As for Mississippi State, there were some hopeful signs in this game. Anthony Dixon came back and rushed for 92 yards and a TD on 20 carries. And a teamwide 4.4 ypc average against an SEC defense is nothing to be ashamed of. But Chris Relf threw two picks.

And that defense ...

Florida 56, Troy 6

There was a point at which the Gators were almost 19 minutes into this one and still leading only 7-3 against a team from the Sun Belt. Then Florida scored four unanswered touchdowns in a bit more than seven minutes to quickly erase whatever fleeting thought the other Trojans had of pulling off an upset.

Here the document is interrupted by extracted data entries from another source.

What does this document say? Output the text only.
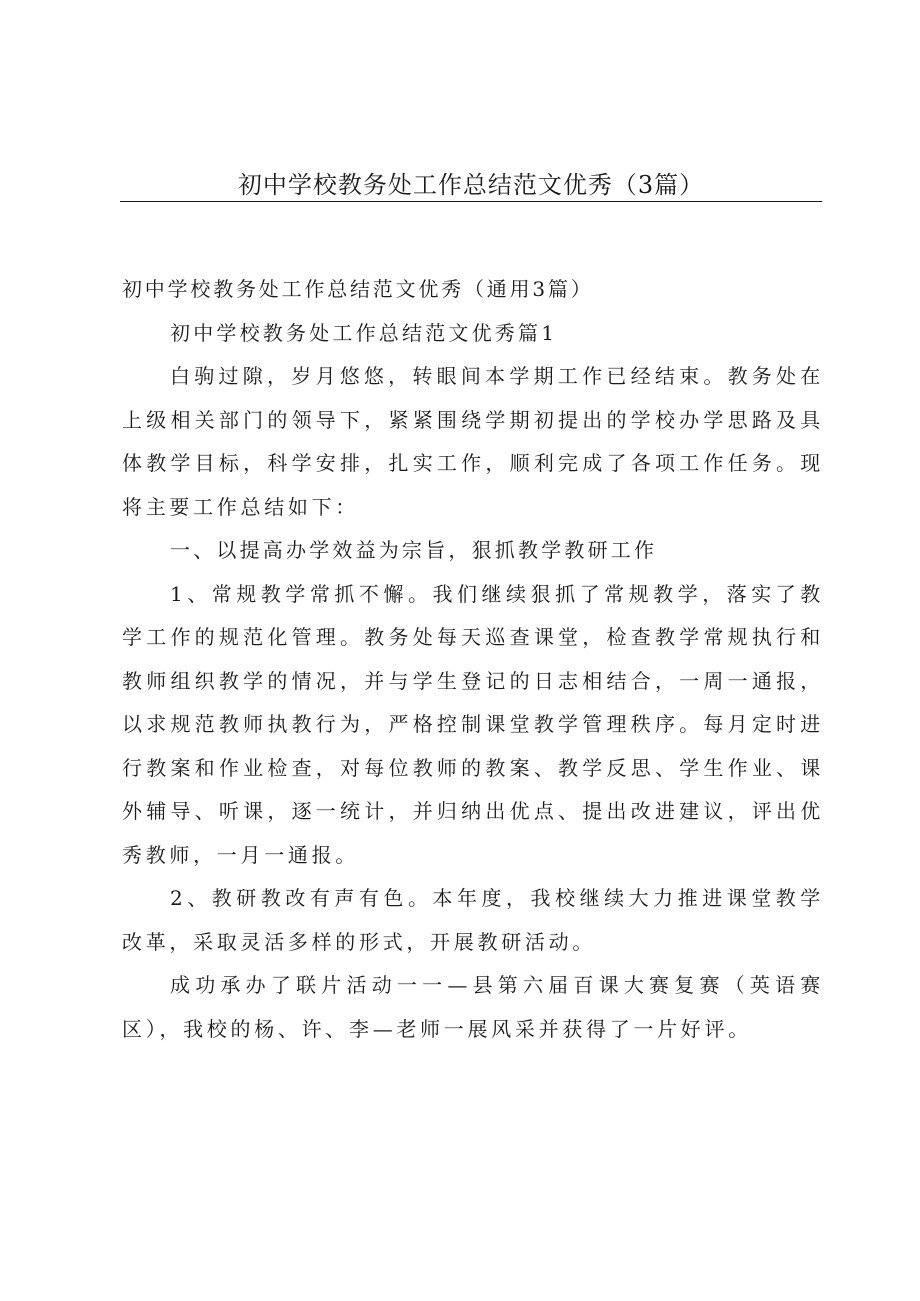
初中学校教务处工作总结范文优秀（3篇）

初中学校教务处工作总结范文优秀（通用3篇）

初中学校教务处工作总结范文优秀篇1

白驹过隙，岁月悠悠，转眼间本学期工作已经结束。教务处在上级相关部门的领导下，紧紧围绕学期初提出的学校办学思路及具体教学目标，科学安排，扎实工作，顺利完成了各项工作任务。现将主要工作总结如下：

一、以提高办学效益为宗旨，狠抓教学教研工作

1、常规教学常抓不懈。我们继续狠抓了常规教学，落实了教学工作的规范化管理。教务处每天巡查课堂，检查教学常规执行和教师组织教学的情况，并与学生登记的日志相结合，一周一通报，以求规范教师执教行为，严格控制课堂教学管理秩序。每月定时进行教案和作业检查，对每位教师的教案、教学反思、学生作业、课外辅导、听课，逐一统计，并归纳出优点、提出改进建议，评出优秀教师，一月一通报。

2、教研教改有声有色。本年度，我校继续大力推进课堂教学改革，采取灵活多样的形式，开展教研活动。

成功承办了联片活动一一—县第六届百课大赛复赛（英语赛区），我校的杨、许、李—老师一展风采并获得了一片好评。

Sure, there are a few things you can find if you're Urban Meyer and trying to keep your players from getting too full of themselves before Tennessee comes to town. The Gators coughed up three fumbles and missed a 39-yard field goal. But they churned out 32 first downs and 663 yards. The defense held Levi Brown to 2.8 yards a passing attempt and the Trojans to 2.1 yards a rush. Even John Brantley (10-of-12, 135 yards, 1 TD) looked good in relief of Tim Tebow.

We still have nothing that would make us doubt all the national title talk surrounding the Gators. This weeked provides a chance to plant the seed of doubt, but not much more than that.

Alabama 40, Florida International 14

There was a fear that the deja vu that Alabama experienced in Week 1 -- convincingly defeating a national title contender from the ACC -- would be matched by yet another bout of deja vu the following week by looking flat against a lightly regarded mid-major. After all, the Tide only defeated Tulane last year by a 20-6 margin, and the game wasn't truly out of reach until Bama took a 20-3 lead as time expired in the third quarter on a Mark Ingram TD run.

It looked like a replay might be underway when Florida International took a 14-13 lead in the second quarter. But that was all the Golden Panters would get as Alabama reeled off 27 straight to make the game a rout. And unlike last year, when the Tide was outgained by 146 yards, Alabama held a 516-214 advantage at the end of the game, in part because the defense held FIU to 1 yard rushing on 26 carries. Total, not average.

Greg McElroy looked solid again, going 18-of-24 for 241 yards and a score. Alabama's rushing attack averaged 6.5 ypc. Now they just have to worry about the inevitable letdown against North Texas.